In this study, we examined the relative validity of a CFFQ in pastoral communities in northern Tanzania. We found that the correlation coefficients between CFFQ and 2R24 range from low to moderate. Importantly, there was acceptable ranking of CFFQ in relation to 2R24. Therefore, our CFFQ has shown a low to moderate relative validity in measuring absolute nutrient intake, and found to be acceptable in classifying individuals according to dietary consumption in pastoral communities.

While the correlation coefficients reported here were small, this is consistent with the previous FFQ validation studies conducted in other parts of Tanzania [12, 18]. Moreover, our CFFQ tends to overestimate intake of energy and nutrients in relation to 2R24. Overestimation from CFFQ was expected because participants were asked to report the frequency of consumption of a finite list of food items over one month, while in 24-h diet recall participants reported the actual food intake for previous day [20]. In comparison, overestimation from FFQ has been widely reported in many validation studies [21,22,23].

As previously suggested, when validating a FFQ—correlation coefficients should be at least 0.3 [7, 24]. This study indicating that the designed CFFQ may be capable of estimating absolute intake of kilocalories, carbohydrate, magnesium and iron. This may be due to the fact that these nutrients are available in most types of foods that form part of the daily meal in this community. We also found significant, however a small correlation for some micronutrients. The small correlation can be explained by little consumption of micronutrients rich foods such as fruits and vegetables in the study population. The small correlation of micronutrients in this study are somehow comparable with those reported in other validation studies in Tanzania [18], Botswana [25] and Bangladesh [26].

We found that agreement in ranking of participants was significant for most nutrients. This important finding demonstrates that the CFFQ is satisfactory in ranking of individuals, and this was the main purpose of developing this FFQ. The percentage of disagreement was on average 9.6%, which is acceptable level as shown by Masson et al. [24]. Similar findings have been reported from validation studies elsewhere [27, 28]. Nevertheless, our CFFQ is relatively shorter than other previous developed FFQs in African countries such as South Africa [29] and Mali [30], but longer compared to that for adults in rural areas of Rwanda [31]. To our knowledge, this is the first report on validation of a CFFQ in Tanzania.

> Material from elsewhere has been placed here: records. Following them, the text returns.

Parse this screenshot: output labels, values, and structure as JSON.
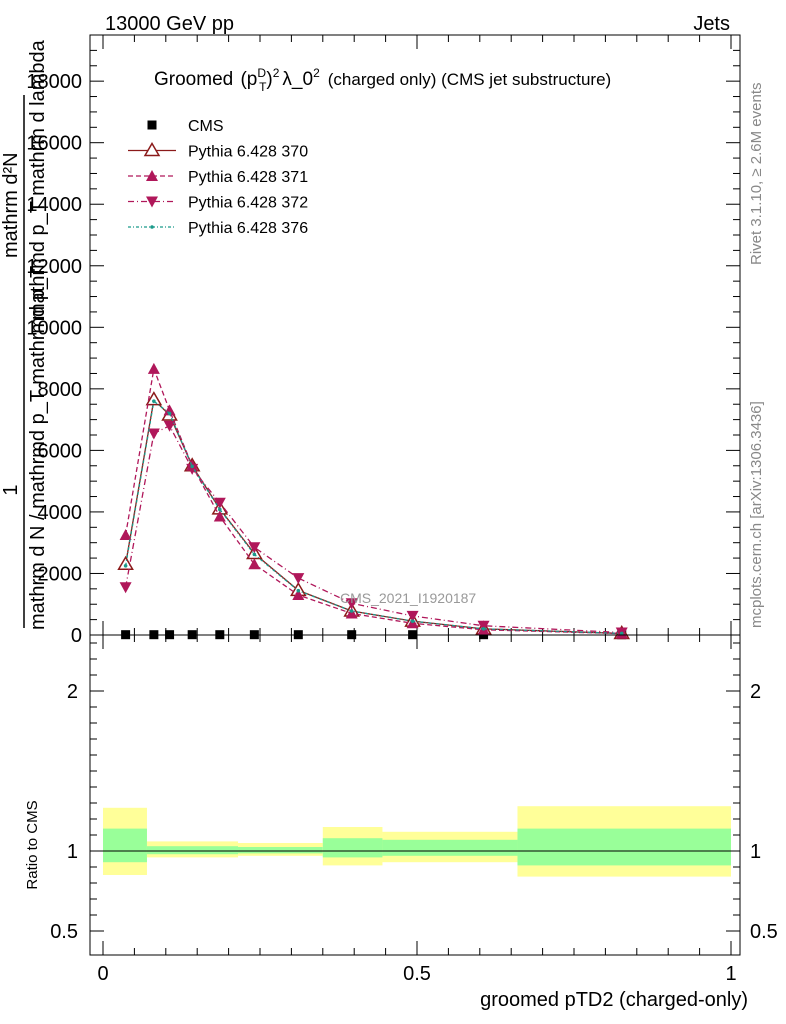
{
  "header": {
    "left": "13000 GeV pp",
    "right": "Jets"
  },
  "title": {
    "prefix": "Groomed",
    "pt_base": "(p",
    "pt_sup": "D",
    "pt_sub": "T",
    "pt_close": ")",
    "sq": "2",
    "lambda": "λ_0",
    "lambda_sup": "2",
    "suffix": "(charged only) (CMS jet substructure)"
  },
  "side_labels": {
    "rivet": "Rivet 3.1.10, ≥ 2.6M events",
    "mcplots": "mcplots.cern.ch [arXiv:1306.3436]"
  },
  "watermark": "CMS_2021_I1920187",
  "ylabel": {
    "one": "1",
    "denominator": "mathrm d N / mathrmd p_T mathrmd p_T",
    "numerator_a": "mathrm d²N",
    "numerator_b": "mathrmd p_T mathrm d lambda"
  },
  "legend": [
    {
      "label": "CMS"
    },
    {
      "label": "Pythia 6.428 370"
    },
    {
      "label": "Pythia 6.428 371"
    },
    {
      "label": "Pythia 6.428 372"
    },
    {
      "label": "Pythia 6.428 376"
    }
  ],
  "chart_data": {
    "type": "line",
    "xlabel": "groomed pTD2 (charged-only)",
    "main": {
      "xlim": [
        0,
        1
      ],
      "ylim": [
        0,
        19500
      ],
      "yticks": [
        {
          "v": 0,
          "label": "0"
        },
        {
          "v": 2000,
          "label": "2000"
        },
        {
          "v": 4000,
          "label": "4000"
        },
        {
          "v": 6000,
          "label": "6000"
        },
        {
          "v": 8000,
          "label": "8000"
        },
        {
          "v": 10000,
          "label": "10000"
        },
        {
          "v": 12000,
          "label": "12000"
        },
        {
          "v": 14000,
          "label": "14000"
        },
        {
          "v": 16000,
          "label": "16000"
        },
        {
          "v": 18000,
          "label": "18000"
        }
      ],
      "series": [
        {
          "name": "CMS",
          "color": "#000000",
          "marker": "square",
          "x": [
            0.036,
            0.081,
            0.106,
            0.142,
            0.186,
            0.241,
            0.311,
            0.396,
            0.493,
            0.606,
            0.826
          ],
          "y": [
            10,
            10,
            10,
            10,
            10,
            10,
            10,
            10,
            10,
            10,
            10
          ]
        },
        {
          "name": "Pythia 6.428 370",
          "color": "#8b1a1a",
          "marker": "triangle-open",
          "dash": "",
          "x": [
            0.036,
            0.081,
            0.106,
            0.142,
            0.186,
            0.241,
            0.311,
            0.396,
            0.493,
            0.606,
            0.826
          ],
          "y": [
            2300,
            7650,
            7150,
            5500,
            4100,
            2650,
            1450,
            780,
            450,
            200,
            50
          ]
        },
        {
          "name": "Pythia 6.428 371",
          "color": "#b0175a",
          "marker": "triangle-up",
          "dash": "5,3",
          "x": [
            0.036,
            0.081,
            0.106,
            0.142,
            0.186,
            0.241,
            0.311,
            0.396,
            0.493,
            0.606,
            0.826
          ],
          "y": [
            3250,
            8650,
            7300,
            5500,
            3850,
            2300,
            1300,
            700,
            380,
            170,
            45
          ]
        },
        {
          "name": "Pythia 6.428 372",
          "color": "#b0175a",
          "marker": "triangle-down",
          "dash": "6,3,1,3",
          "x": [
            0.036,
            0.081,
            0.106,
            0.142,
            0.186,
            0.241,
            0.311,
            0.396,
            0.493,
            0.606,
            0.826
          ],
          "y": [
            1550,
            6550,
            6800,
            5400,
            4300,
            2850,
            1850,
            1030,
            620,
            300,
            80
          ]
        },
        {
          "name": "Pythia 6.428 376",
          "color": "#1a9a8a",
          "marker": "dot",
          "dash": "3,2,1,2",
          "x": [
            0.036,
            0.081,
            0.106,
            0.142,
            0.186,
            0.241,
            0.311,
            0.396,
            0.493,
            0.606,
            0.826
          ],
          "y": [
            2250,
            7600,
            7200,
            5480,
            4080,
            2620,
            1440,
            780,
            450,
            200,
            50
          ]
        }
      ]
    },
    "ratio": {
      "ylabel": "Ratio to CMS",
      "ylim": [
        0.35,
        2.35
      ],
      "yticks": [
        {
          "v": 0.5,
          "label": "0.5"
        },
        {
          "v": 1,
          "label": "1"
        },
        {
          "v": 2,
          "label": "2"
        }
      ],
      "xticks": [
        {
          "v": 0,
          "label": "0"
        },
        {
          "v": 0.5,
          "label": "0.5"
        },
        {
          "v": 1,
          "label": "1"
        }
      ],
      "band_colors": {
        "outer": "#ffff99",
        "inner": "#99ff99"
      },
      "bands": [
        {
          "x0": 0.0,
          "x1": 0.07,
          "outer": [
            0.85,
            1.27
          ],
          "inner": [
            0.93,
            1.14
          ]
        },
        {
          "x0": 0.07,
          "x1": 0.215,
          "outer": [
            0.96,
            1.06
          ],
          "inner": [
            0.98,
            1.03
          ]
        },
        {
          "x0": 0.215,
          "x1": 0.35,
          "outer": [
            0.97,
            1.05
          ],
          "inner": [
            0.985,
            1.025
          ]
        },
        {
          "x0": 0.35,
          "x1": 0.445,
          "outer": [
            0.91,
            1.15
          ],
          "inner": [
            0.96,
            1.08
          ]
        },
        {
          "x0": 0.445,
          "x1": 0.66,
          "outer": [
            0.93,
            1.12
          ],
          "inner": [
            0.97,
            1.07
          ]
        },
        {
          "x0": 0.66,
          "x1": 1.0,
          "outer": [
            0.84,
            1.28
          ],
          "inner": [
            0.91,
            1.14
          ]
        }
      ]
    }
  }
}
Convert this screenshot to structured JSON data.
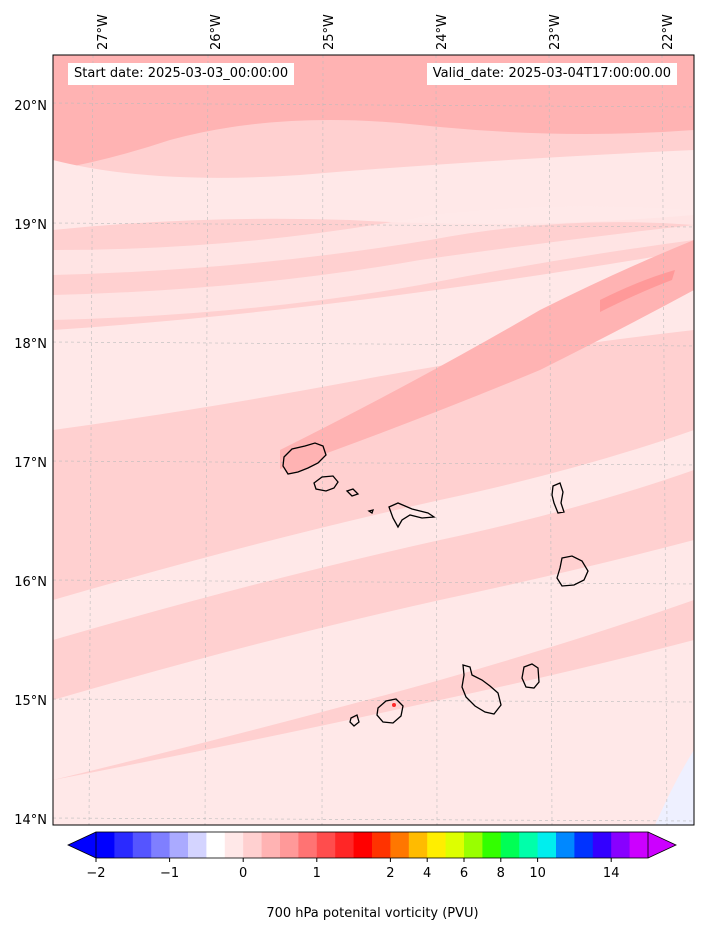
{
  "header": {
    "start_date": "Start date: 2025-03-03_00:00:00",
    "valid_date": "Valid_date: 2025-03-04T17:00:00.00"
  },
  "map": {
    "lon_labels": [
      "27°W",
      "26°W",
      "25°W",
      "24°W",
      "23°W",
      "22°W"
    ],
    "lat_labels": [
      "20°N",
      "19°N",
      "18°N",
      "17°N",
      "16°N",
      "15°N",
      "14°N"
    ],
    "islands": [
      "Santo Antão",
      "São Vicente",
      "Santa Luzia",
      "São Nicolau",
      "Sal",
      "Boa Vista",
      "Brava",
      "Fogo",
      "Santiago",
      "Maio"
    ]
  },
  "colorbar": {
    "title": "700 hPa potenital vorticity (PVU)",
    "tick_labels": [
      "−2",
      "−1",
      "0",
      "1",
      "2",
      "4",
      "6",
      "8",
      "10",
      "14"
    ],
    "colors": [
      "#0000ff",
      "#2a2aff",
      "#5555ff",
      "#7f7fff",
      "#aaaaff",
      "#d4d4ff",
      "#ffffff",
      "#ffe8e8",
      "#ffd0d0",
      "#ffb3b3",
      "#ff9999",
      "#ff7373",
      "#ff4d4d",
      "#ff2626",
      "#ff0000",
      "#ff3300",
      "#ff7700",
      "#ffbb00",
      "#ffee00",
      "#ddff00",
      "#99ff00",
      "#33ff00",
      "#00ff55",
      "#00ffaa",
      "#00eeee",
      "#0088ff",
      "#0033ff",
      "#3300ff",
      "#8800ff",
      "#cc00ff"
    ],
    "extend_min_color": "#0000ff",
    "extend_max_color": "#cc00ff"
  }
}
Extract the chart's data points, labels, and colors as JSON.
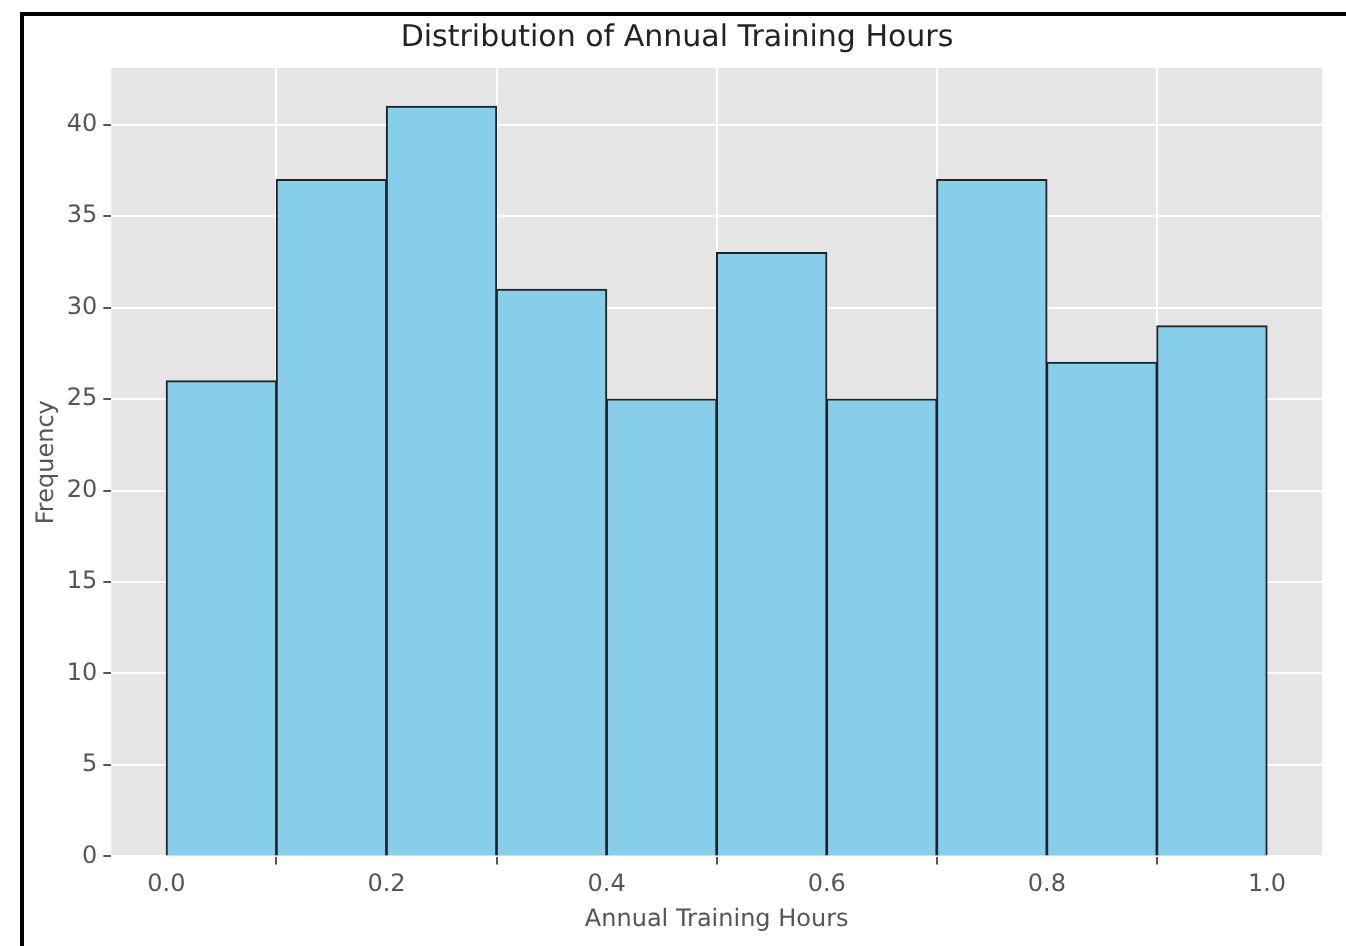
{
  "chart_data": {
    "type": "histogram",
    "title": "Distribution of Annual Training Hours",
    "xlabel": "Annual Training Hours",
    "ylabel": "Frequency",
    "bins": [
      0,
      0.1,
      0.2,
      0.3,
      0.4,
      0.5,
      0.6,
      0.7,
      0.8,
      0.9,
      1.0
    ],
    "values": [
      26,
      37,
      41,
      31,
      25,
      33,
      25,
      37,
      27,
      29
    ],
    "color": "#87ceeb",
    "xlim": [
      -0.05,
      1.05
    ],
    "xticks": [
      {
        "value": 0,
        "label": "0.0"
      },
      0.2,
      0.4,
      0.6,
      0.8,
      {
        "value": 1,
        "label": "1.0"
      }
    ],
    "ylim": [
      0,
      43.1
    ],
    "yticks": [
      0,
      5,
      10,
      15,
      20,
      25,
      30,
      35,
      40
    ],
    "grid": true,
    "legend": false
  }
}
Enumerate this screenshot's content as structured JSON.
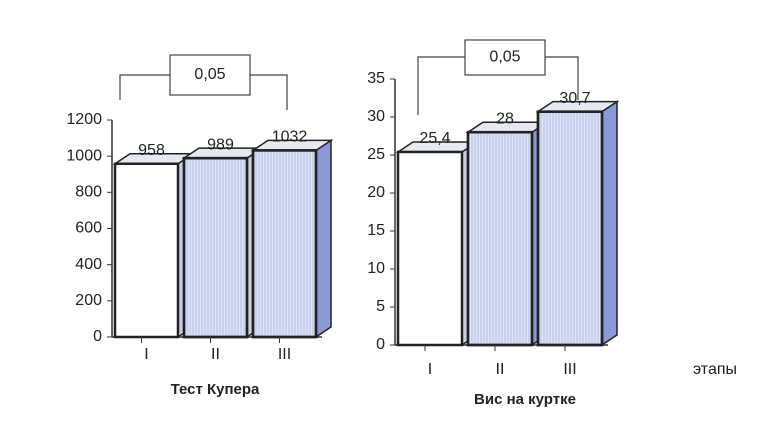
{
  "chart_data": [
    {
      "type": "bar",
      "title": "Тест Купера",
      "categories": [
        "I",
        "II",
        "III"
      ],
      "values": [
        958,
        989,
        1032
      ],
      "colors": [
        "#ffffff",
        "#dde4f6",
        "#dde4f6"
      ],
      "side_colors": [
        "#c9cfe0",
        "#c9cfe0",
        "#8a9ad6"
      ],
      "ylim": [
        0,
        1200
      ],
      "yticks": [
        0,
        200,
        400,
        600,
        800,
        1000,
        1200
      ],
      "annotation": "0,05"
    },
    {
      "type": "bar",
      "title": "Вис на куртке",
      "x_label": "этапы",
      "categories": [
        "I",
        "II",
        "III"
      ],
      "values": [
        25.4,
        28,
        30.7
      ],
      "value_labels": [
        "25,4",
        "28",
        "30,7"
      ],
      "colors": [
        "#ffffff",
        "#dde4f6",
        "#dde4f6"
      ],
      "side_colors": [
        "#c9cfe0",
        "#8a9ad6",
        "#8a9ad6"
      ],
      "ylim": [
        0,
        35
      ],
      "yticks": [
        0,
        5,
        10,
        15,
        20,
        25,
        30,
        35
      ],
      "annotation": "0,05"
    }
  ]
}
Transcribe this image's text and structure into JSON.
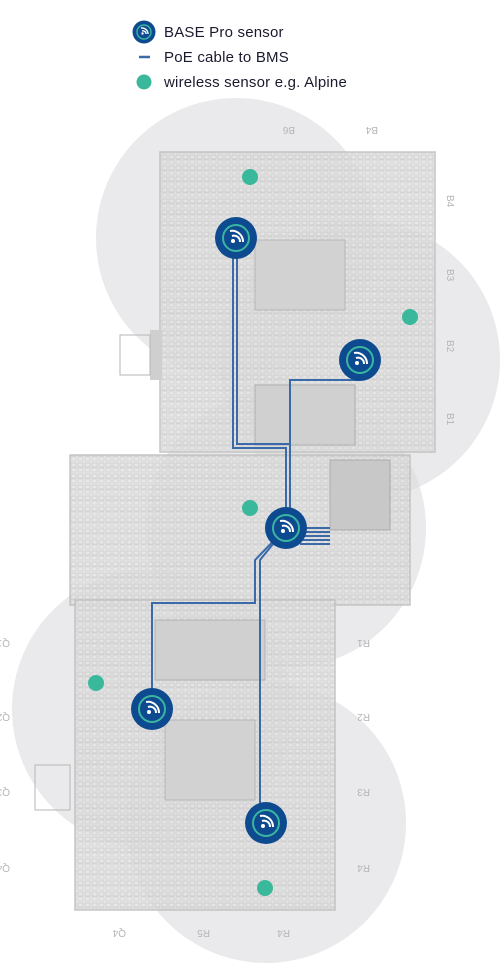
{
  "legend": {
    "items": [
      {
        "key": "base_pro",
        "label": "BASE Pro sensor",
        "icon": "base-pro-sensor-icon"
      },
      {
        "key": "poe",
        "label": "PoE cable to BMS",
        "icon": "poe-cable-icon"
      },
      {
        "key": "wireless",
        "label": "wireless sensor e.g. Alpine",
        "icon": "wireless-sensor-icon"
      }
    ]
  },
  "colors": {
    "sensor_dark": "#0d4a8f",
    "sensor_light": "#3ab5a0",
    "cable": "#3a6aa8",
    "wireless": "#3ab89b",
    "coverage": "#d9d9dc",
    "floor": "#d6d6d6",
    "floor_dark": "#bdbdbd"
  },
  "zones": {
    "top": [
      "B6",
      "B4",
      "B4",
      "B3",
      "B2",
      "B1"
    ],
    "bottom": [
      "Q1",
      "Q2",
      "Q3",
      "Q4",
      "R1",
      "R2",
      "R3",
      "R4",
      "Q4",
      "R5",
      "R4"
    ]
  }
}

This study has some strength. By collecting a repeated 24-h diet recalls it may ensure the accuracy of the dietary data. We are confident that the food list in the designed CFFQ covers more than 90% of the typical daily diet consumed in this community, since the development of the food list was based on pilot testing of CFFQ and that the diet of population is relatively homogeneous and simple.

In conclusion, the designed CFFQ can be useful in ranking participants based on their food consumption in pastoral communities. The CFFQ has a low to moderate relative validity for measurements of absolute nutrients intake due to overestimation. This however provides encouragement to the conducting of nutritional epidemiological studies using CFFQ in rural and hard to rich population like “Maasai” pastoralists.

Limitations

There are some limitations in this study. Our CFFQ was not very exhaustive and consists of food items that are regularly consumed in the community. However, the main purpose was to develop a short and CFFQ that can be used to assess the dietary habits of adults in the community. In addition, CFFQ and 2R24 are both dependent on memory [14], therefore, we cannot rule out the possibility of over and under-estimation from participants. As opposed to conventional recommendations for FFQ validation studies [7], it was not possible to validate against 7-days food records as this may require high literacy.